From 1998 to 2002, Adams was on the Strategic Advisory Group for the Central Intelligence Agency. During that time, he also joined White House task forces on cyber security and psychological operations to combat Al-Qaeda.

In 1999, Adams joined the NSA Advisory Board, where he led the design and implementation of a new strategic plan for the 15,000-strong Signals Intelligence Directorate to meet the technology and data challenges of the 21st century.

In 2001, Adams became founding Chairman of the Technology Advisory Panel at the NSA (which became the NSA's Emerging Technologies Panel NSAAB) which was congressionally mandated to oversee all of the NSA's technology programs.

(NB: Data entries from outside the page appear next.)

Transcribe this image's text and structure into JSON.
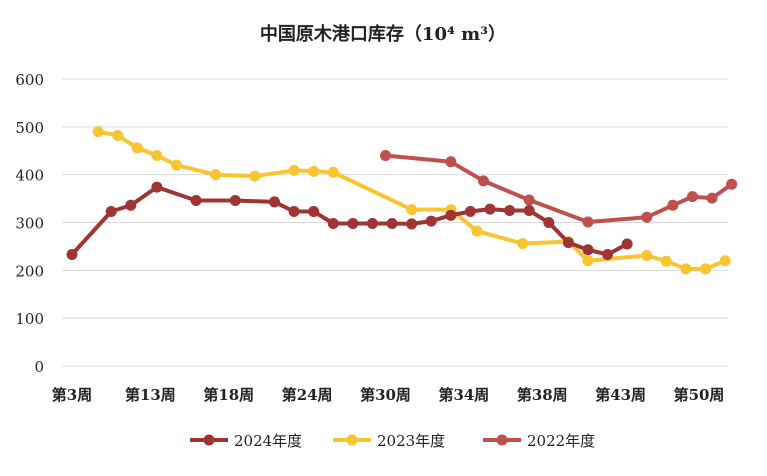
{
  "chart_data": {
    "type": "line",
    "title": "中国原木港口库存（10⁴ m³）",
    "xlabel": "",
    "ylabel": "",
    "ylim": [
      0,
      600
    ],
    "yticks": [
      0,
      100,
      200,
      300,
      400,
      500,
      600
    ],
    "xlim": [
      3,
      52
    ],
    "x_tick_labels": [
      {
        "week": 3,
        "label": "第3周"
      },
      {
        "week": 9,
        "label": "第13周"
      },
      {
        "week": 15,
        "label": "第18周"
      },
      {
        "week": 21,
        "label": "第24周"
      },
      {
        "week": 27,
        "label": "第30周"
      },
      {
        "week": 33,
        "label": "第34周"
      },
      {
        "week": 39,
        "label": "第38周"
      },
      {
        "week": 45,
        "label": "第43周"
      },
      {
        "week": 51,
        "label": "第50周"
      }
    ],
    "grid": true,
    "legend_position": "bottom",
    "series": [
      {
        "name": "2024年度",
        "color": "#9e3434",
        "points": [
          [
            3,
            233
          ],
          [
            6,
            323
          ],
          [
            7.5,
            336
          ],
          [
            9.5,
            374
          ],
          [
            12.5,
            346
          ],
          [
            15.5,
            346
          ],
          [
            18.5,
            343
          ],
          [
            20,
            323
          ],
          [
            21.5,
            323
          ],
          [
            23,
            298
          ],
          [
            24.5,
            298
          ],
          [
            26,
            298
          ],
          [
            27.5,
            298
          ],
          [
            29,
            297
          ],
          [
            30.5,
            303
          ],
          [
            32,
            315
          ],
          [
            33.5,
            323
          ],
          [
            35,
            328
          ],
          [
            36.5,
            325
          ],
          [
            38,
            325
          ],
          [
            39.5,
            300
          ],
          [
            41,
            258
          ],
          [
            42.5,
            243
          ],
          [
            44,
            233
          ],
          [
            45.5,
            255
          ]
        ]
      },
      {
        "name": "2023年度",
        "color": "#f7c531",
        "points": [
          [
            5,
            490
          ],
          [
            6.5,
            482
          ],
          [
            8,
            456
          ],
          [
            9.5,
            440
          ],
          [
            11,
            420
          ],
          [
            14,
            400
          ],
          [
            17,
            397
          ],
          [
            20,
            409
          ],
          [
            21.5,
            407
          ],
          [
            23,
            405
          ],
          [
            29,
            327
          ],
          [
            32,
            327
          ],
          [
            34,
            282
          ],
          [
            37.5,
            256
          ],
          [
            41,
            260
          ],
          [
            42.5,
            220
          ],
          [
            47,
            231
          ],
          [
            48.5,
            219
          ],
          [
            50,
            203
          ],
          [
            51.5,
            203
          ],
          [
            53,
            220
          ]
        ]
      },
      {
        "name": "2022年度",
        "color": "#c0504d",
        "points": [
          [
            27,
            440
          ],
          [
            32,
            427
          ],
          [
            34.5,
            387
          ],
          [
            38,
            347
          ],
          [
            42.5,
            301
          ],
          [
            47,
            311
          ],
          [
            49,
            336
          ],
          [
            50.5,
            354
          ],
          [
            52,
            351
          ],
          [
            53.5,
            380
          ]
        ]
      }
    ]
  }
}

From 2000 to 2007, Adams was involved in a number of covert programs for the U.S. intelligence community involving cyber warfare, psychological operations, terrorism, and proliferation.

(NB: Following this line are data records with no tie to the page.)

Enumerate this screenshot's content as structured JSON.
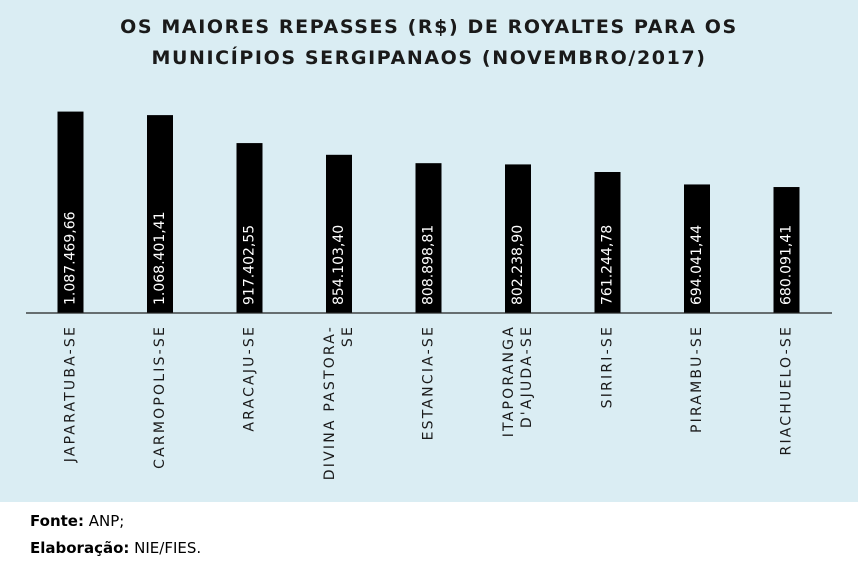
{
  "title": {
    "line1": "OS MAIORES REPASSES (R$) DE ROYALTES PARA OS",
    "line2": "MUNICÍPIOS SERGIPANAOS (NOVEMBRO/2017)"
  },
  "footer": {
    "source_label": "Fonte:",
    "source_value": " ANP;",
    "author_label": "Elaboração:",
    "author_value": " NIE/FIES."
  },
  "colors": {
    "panel": "#daedf3",
    "bar": "#000000",
    "label": "#ffffff",
    "axis": "#222222"
  },
  "chart_data": {
    "type": "bar",
    "title": "OS MAIORES REPASSES (R$) DE ROYALTES PARA OS MUNICÍPIOS SERGIPANAOS (NOVEMBRO/2017)",
    "categories": [
      "JAPARATUBA-SE",
      "CARMOPOLIS-SE",
      "ARACAJU-SE",
      "DIVINA PASTORA-SE",
      "ESTANCIA-SE",
      "ITAPORANGA D'AJUDA-SE",
      "SIRIRI-SE",
      "PIRAMBU-SE",
      "RIACHUELO-SE"
    ],
    "category_lines": [
      [
        "JAPARATUBA-SE"
      ],
      [
        "CARMOPOLIS-SE"
      ],
      [
        "ARACAJU-SE"
      ],
      [
        "DIVINA PASTORA-",
        "SE"
      ],
      [
        "ESTANCIA-SE"
      ],
      [
        "ITAPORANGA",
        "D'AJUDA-SE"
      ],
      [
        "SIRIRI-SE"
      ],
      [
        "PIRAMBU-SE"
      ],
      [
        "RIACHUELO-SE"
      ]
    ],
    "values": [
      1087469.66,
      1068401.41,
      917402.55,
      854103.4,
      808898.81,
      802238.9,
      761244.78,
      694041.44,
      680091.41
    ],
    "data_labels": [
      "1.087.469,66",
      "1.068.401,41",
      "917.402,55",
      "854.103,40",
      "808.898,81",
      "802.238,90",
      "761.244,78",
      "694.041,44",
      "680.091,41"
    ],
    "xlabel": "",
    "ylabel": "",
    "ylim": [
      0,
      1150000
    ],
    "grid": false,
    "legend": "none"
  }
}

From 2022 to 2026, Adams served as a senior advisor at the Johns Hopkins Applied Physics Laboratory, where he focused on national-security-related artificial intelligence.

==Audiobooks==
Adams first became involved in the audiobook world as a narrator, when he read titles ranging from Bill Clinton: Mastering the Presidency to Once More, My Darling Rogue.

He founded BeeAudio in 2010, simplifying audiobook production for the digital age using cloud-based solutions and a global network of more than 600 narrators, proofers, and editors. BeeAudio is the largest independent producer of audiobooks in the world and was taken over by London-based Worldwide Audio Ltd. in 2015. The company was sold to Acclaim Audio in 2021.